Old School Rules: Rebuild Your V-8 - Part 1Posted in How To on March 1, 2013 Comment (0)
There aren’t as many engine shops around as there was when I was growing up. Ready-to-go crate engines and large-scale engine remanufacturers with computerized plants have lowered the buy-in price of a new or remanufactured engine, making the process of rebuilding your existing engine actually more expensive than just purchasing new equipment. As the aftermarket engine business evolved, a number of machine shops died out. The ones who stuck around … stuck around for a reason.
Thankfully, there will always be a need for quality machine shops. If you’re working with a discontinued engine or one that the aftermarket does not support, then an engine shop is your only option. If you have some nostalgic or “matching numbers” reason to keep your original engine, then an engine shop is your only option. If you want a balanced and blueprinted engine, then an engine shop is your only option. And if you want an AMC 401 built by the man who helped AMC redesign their heads in 1969, then Valley Head Service is your only option.
When the 360ci engine in a $200 ’79 Jeep Cherokee Chief blew up, I had already dumped $3,000 into it and wasn’t about to let my new beloved Cherokee go just over a motor. After searching Craigslist for a cheap replacement, I came to the realization that I wanted to put something in that would last and not have to go through this same process a year later. I could’ve retrofitted a used Tahoe LS engine into it for cheap and not had to worry about reliability, but it felt like that would be sort of lame and copping out—especially when these Cherokees were available with the venerable AMC 401ci V-8. The “right” thing to do was to find a 401 block and build a “perfect” engine for my Cherokee. Upon finding a 401 core, tearing it down at a friend’s shop, and confirming that machining would be a necessity, I took it to Valley Head Service (VHS) in Northridge, California, unaware of who I had just chosen to rebuild my engine. I picked Valley Head Service because the shop had done an excellent job on an aluminum 4.0L head of mine about seven years ago, and I believe in repeat performances.
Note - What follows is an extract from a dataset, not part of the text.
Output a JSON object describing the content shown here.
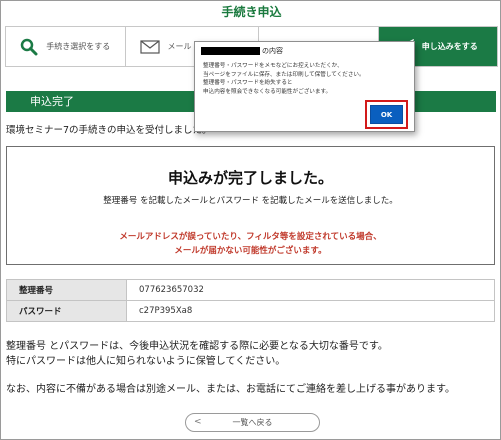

Only later did I learn that I had landed at the same shop that AMC had gone to for help designing the famous dogleg heads that were introduced in 1970.
What I ended up with was not just a better-than-new engine that would sip a little less fuel, make a little more power, and be just as reliable as a stock AMC 401; I also came away from this job knowing a lot more about engines and with four new friends from VHS who took the time to teach me a few pages from a history book that could (should) be written about Valley Head’s work over the years.
This month, VHS spent time machining the 401 block and balancing the internal parts so that we can later assemble the engine before putting it on a dyno and seeing how much power it made. While it’s not “necessary” to balance and blueprint an engine in order to rebuild it, paying money for a possibly lopsided engine sounds about as silly as wearing two different shoes. A basically stock engine that has been balanced and blueprinted will benefit from increased efficiency and longevity, and that will pay off in time, money, and power in the long run.
Why a 401?
It’s easy to tell if it’s a real AMC 401 block when you’re engine shopping. The original 401s have raised casting on the side of the block that labels them as such (though some replacement 401s did not).
Why a 401 block over a 360 or 304? Though they have the same architecture, the AMC 401 came with a high nickel content block, a forged steel crankshaft, forged connecting rods, and larger 2.248-inch rod journal bearings. Hot rodders loved them because they were not compression sensitive and they held together under extreme force. Not only that, but they would out-power the small-blocks that Chevy, Dodge, and Ford offered at the time (though some argue it’s not a fair comparison because AMC never had a “big-block”).
Now that the machining is done to the block and the parts have been cleaned, collected, and balanced, we’ll be assembling a balanced and blueprinted AMC 401 in mostly stock form. Our small list of aftermarket parts consists of an Edelbrock aluminum intake, a COMP Cams camshaft and timing chain, stock-sized SI Valves, some KB Pistons, and ARP rod bolts.